"Meet the 7:10 to-night.
"WILL."

"Oh, I wonder if he's going to stop too," said Betty, dropping the telegram into the wash-bowl and diving under the bed for her gold chain, which she had tossed there in her excitement. "How long do you suppose they'll stay?"

"I don't see that you can tell about that till they come," said Helen, practically. "Are you going to wear that dress to the station to meet them?"

Betty stopped short in her frantic efforts to fasten her belt, and stared blankly at her filmy white gown and high-heeled satin slippers. Then she dropped down on the bed and gave a long despairing sigh. "I haven't a bit of sense left," she said. "Tell me what else I've forgotten."

"Well, where are they going to sleep?"

"Goodness!" ejaculated Betty. "I ought to go out this minute and hunt for rooms."

"And what about the Hilton House dance? Oughtn't you to send word if you're not going?"

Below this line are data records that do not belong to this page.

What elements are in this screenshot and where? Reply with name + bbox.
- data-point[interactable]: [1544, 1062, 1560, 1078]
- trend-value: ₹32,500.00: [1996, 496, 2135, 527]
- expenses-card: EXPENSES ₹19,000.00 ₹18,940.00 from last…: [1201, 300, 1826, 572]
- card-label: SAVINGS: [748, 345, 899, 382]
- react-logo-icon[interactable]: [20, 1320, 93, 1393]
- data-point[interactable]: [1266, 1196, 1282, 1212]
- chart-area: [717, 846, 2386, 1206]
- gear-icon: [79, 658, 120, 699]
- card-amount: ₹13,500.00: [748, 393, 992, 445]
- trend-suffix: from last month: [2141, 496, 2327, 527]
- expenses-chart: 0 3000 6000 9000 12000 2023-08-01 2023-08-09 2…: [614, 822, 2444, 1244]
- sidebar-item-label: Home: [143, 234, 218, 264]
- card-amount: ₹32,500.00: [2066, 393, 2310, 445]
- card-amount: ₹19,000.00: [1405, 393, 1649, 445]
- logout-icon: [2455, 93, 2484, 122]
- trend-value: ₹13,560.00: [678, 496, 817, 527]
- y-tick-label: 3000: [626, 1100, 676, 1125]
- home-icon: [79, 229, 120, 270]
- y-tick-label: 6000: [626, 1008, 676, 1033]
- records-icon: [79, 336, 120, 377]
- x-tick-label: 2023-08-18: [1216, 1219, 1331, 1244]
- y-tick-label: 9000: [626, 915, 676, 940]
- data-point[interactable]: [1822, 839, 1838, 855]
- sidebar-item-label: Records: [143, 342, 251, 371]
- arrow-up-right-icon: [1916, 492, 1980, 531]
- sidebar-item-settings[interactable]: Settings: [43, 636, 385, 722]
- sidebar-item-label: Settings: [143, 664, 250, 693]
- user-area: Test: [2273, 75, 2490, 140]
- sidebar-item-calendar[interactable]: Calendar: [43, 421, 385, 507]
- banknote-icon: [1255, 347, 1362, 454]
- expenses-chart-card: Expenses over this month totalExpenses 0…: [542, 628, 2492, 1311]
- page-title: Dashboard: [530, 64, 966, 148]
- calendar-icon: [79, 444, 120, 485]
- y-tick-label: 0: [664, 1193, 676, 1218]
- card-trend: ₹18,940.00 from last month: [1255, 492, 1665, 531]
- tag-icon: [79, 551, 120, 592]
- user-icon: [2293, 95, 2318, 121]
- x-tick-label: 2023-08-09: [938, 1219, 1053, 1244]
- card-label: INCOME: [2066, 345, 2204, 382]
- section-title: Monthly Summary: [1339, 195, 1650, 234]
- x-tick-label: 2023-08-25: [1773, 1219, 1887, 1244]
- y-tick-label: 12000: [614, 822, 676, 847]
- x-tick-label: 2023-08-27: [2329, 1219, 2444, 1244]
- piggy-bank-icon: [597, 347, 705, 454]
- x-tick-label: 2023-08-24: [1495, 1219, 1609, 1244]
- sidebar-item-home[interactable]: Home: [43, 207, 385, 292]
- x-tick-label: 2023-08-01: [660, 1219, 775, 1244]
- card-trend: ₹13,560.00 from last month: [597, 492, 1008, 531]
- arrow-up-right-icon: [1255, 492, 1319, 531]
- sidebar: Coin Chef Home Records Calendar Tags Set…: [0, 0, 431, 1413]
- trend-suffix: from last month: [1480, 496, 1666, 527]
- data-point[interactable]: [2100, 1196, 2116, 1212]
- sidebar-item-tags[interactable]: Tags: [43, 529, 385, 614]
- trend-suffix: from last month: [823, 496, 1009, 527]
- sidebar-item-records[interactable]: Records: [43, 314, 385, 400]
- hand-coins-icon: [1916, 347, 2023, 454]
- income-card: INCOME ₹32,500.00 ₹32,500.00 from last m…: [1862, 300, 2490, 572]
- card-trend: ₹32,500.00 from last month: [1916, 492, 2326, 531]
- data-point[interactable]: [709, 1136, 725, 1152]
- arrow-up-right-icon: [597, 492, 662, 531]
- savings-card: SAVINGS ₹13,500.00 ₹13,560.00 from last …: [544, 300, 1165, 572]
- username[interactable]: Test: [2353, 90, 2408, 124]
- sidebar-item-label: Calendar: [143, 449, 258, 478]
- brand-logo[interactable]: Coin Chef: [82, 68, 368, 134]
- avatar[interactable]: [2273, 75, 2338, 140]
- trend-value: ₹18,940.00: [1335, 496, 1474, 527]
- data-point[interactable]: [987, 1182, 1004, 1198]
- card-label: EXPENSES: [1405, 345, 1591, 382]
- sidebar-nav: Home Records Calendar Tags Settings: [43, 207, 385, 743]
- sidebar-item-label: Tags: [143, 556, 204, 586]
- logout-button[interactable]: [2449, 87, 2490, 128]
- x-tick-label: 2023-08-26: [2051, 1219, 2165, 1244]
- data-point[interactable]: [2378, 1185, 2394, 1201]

"Gracious!" exclaimed Betty. "Of course I ought. Alice has a card all made out for me."

Just then Mary Brooks and Madeline Ayres sauntered in. "Don't worry, child. You've got oceans of time," said Mary, when she had heard the great news. "We'll get you some rooms. I know a place just around the corner. And Helen can go and tell the gentle Alice Waite that you'll be along later in the evening with your family. If you want your brother to fall in love with Harding, you must be sure to have him see that dance. Men always go crazy over girl dances. And if I was offered sufficient inducement," added Mary, demurely, "I might possibly go over to the gallery myself, and help you amuse him—since none of my Hilton House friends have invited me to adorn the floor with my presence."

So Mary and Madeline departed in one direction and Helen in another, while an obliging senior who roomed across the hall put Betty's half of the room to rights—Helen's was always in order,—a freshman next door helped Betty into a white linen suit, which is the Harding girl's regular compromise between street and evening dress, and somebody else telephoned to Miss Hale that Nan was coming. And the pleasant thing about it was that everybody took exactly the same interest in the situation as if the guests and the hurry and excitement had belonged to her instead of to Betty Wales. It is thus that things are done at Harding.